According to the FBI's reconstruction of events, AMI employees unwittingly distributed the clinging spores throughout the building when taking reams of copy paper to every department in the building, including AMI's library, executive offices and such publications as The National Enquirer, Weekly World News and National Examiner, which were published in the building.
When the copy paper was inserted into the machines and used to make copies, investigators believe, the spores dislodged and were "aerosolized" into the atmosphere by the whirring fans and other moving parts of the high-speed copiers.
FBI investigators, working with scientists from the Agency for Toxic Substances and Disease Registry, removed nearly 5,000 pieces of evidence during their search of the building.
The property seizures included more than 800 letters tainted with anthrax as well as shelves and folders from AMI's mail room.
However, no copy machines were removed from the building, according to a 34-page inventory the FBI filed Thursday in U.S. District Court in Washington.
It's not clear whether the FBI took any items from the photocopying areas. The FBI's court filing lists two vacuum samples and six carpet samples, but it doesn't disclose where they came from. The court papers also list several broom heads and mop heads.
What's ticking me off right now is the stupidity of the official copier explanation. Thompson's poor performance can be explained by someone saying, go out there and calm them down they are scared to death and afraid to buy papers. (I loved cinfla's fax scare) In my case, I immediately canceled my email subscription to one of their online publications because it could have gotten into their computers, if it got into their copiers.

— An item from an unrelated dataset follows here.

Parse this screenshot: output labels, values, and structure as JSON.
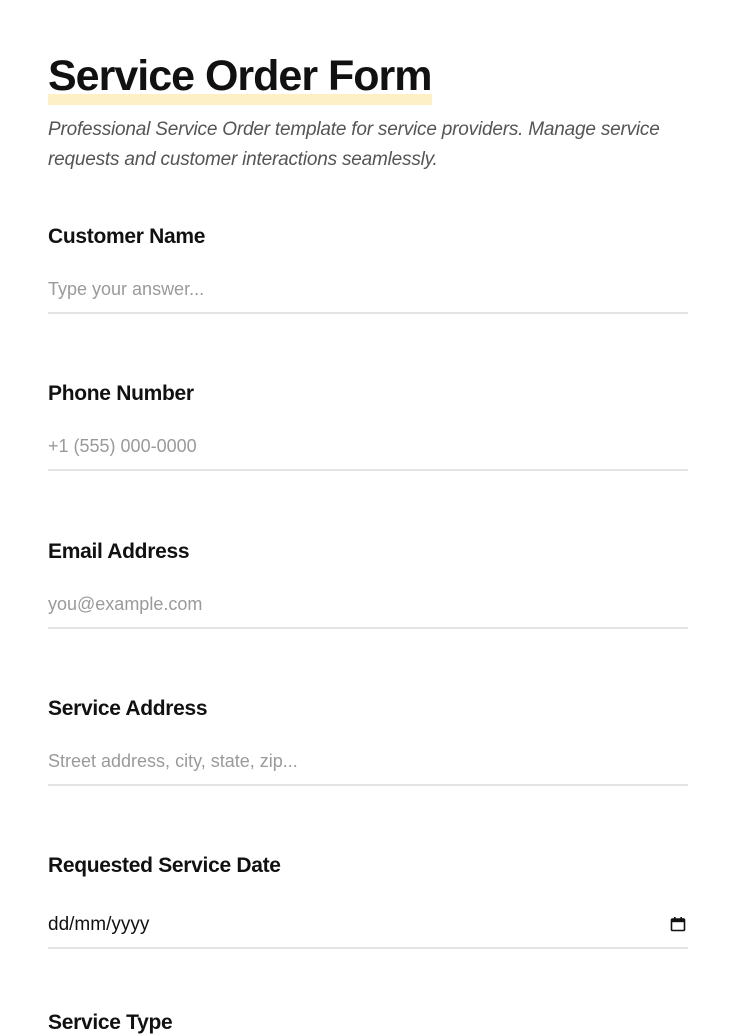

Thompson was pathetic and I am a supporter of the Administration where I can be. This announcement is worse yet, after all this time and they can't even make a cogent argument.
The article says that none of the copiers were removed in the 5000 items. Tell me that they did remove all the toner cartridges and the supply of replacements in stock as well as all the filters.
Did they explain why every copier was contaminated even though some probably were not refilled with paper.
If it was spread all around - why didn't everyone get seriously ill? Oh, the ones who read the letter - which doesn't fit the FBI "profile."
Anyone know who first opened the letter/package? Was it the copy/mail room guy(s), who wanted laughs and then spread the J.Lo (or other) letter to friends?
This information has not been revealed, but it is said to have been somebody other than Stevens.
None of the facilities in New Jersey indicate any contamination of a letter mail collection box.
A single mailing of all the items at Boca Raton, FL on or near September 8 makes sense in terms of normal postal operations (and longstanding problems).
You have a link to that one???
BTW, that link is on my profile page, along with a lot of other good stuff. Highly recommended!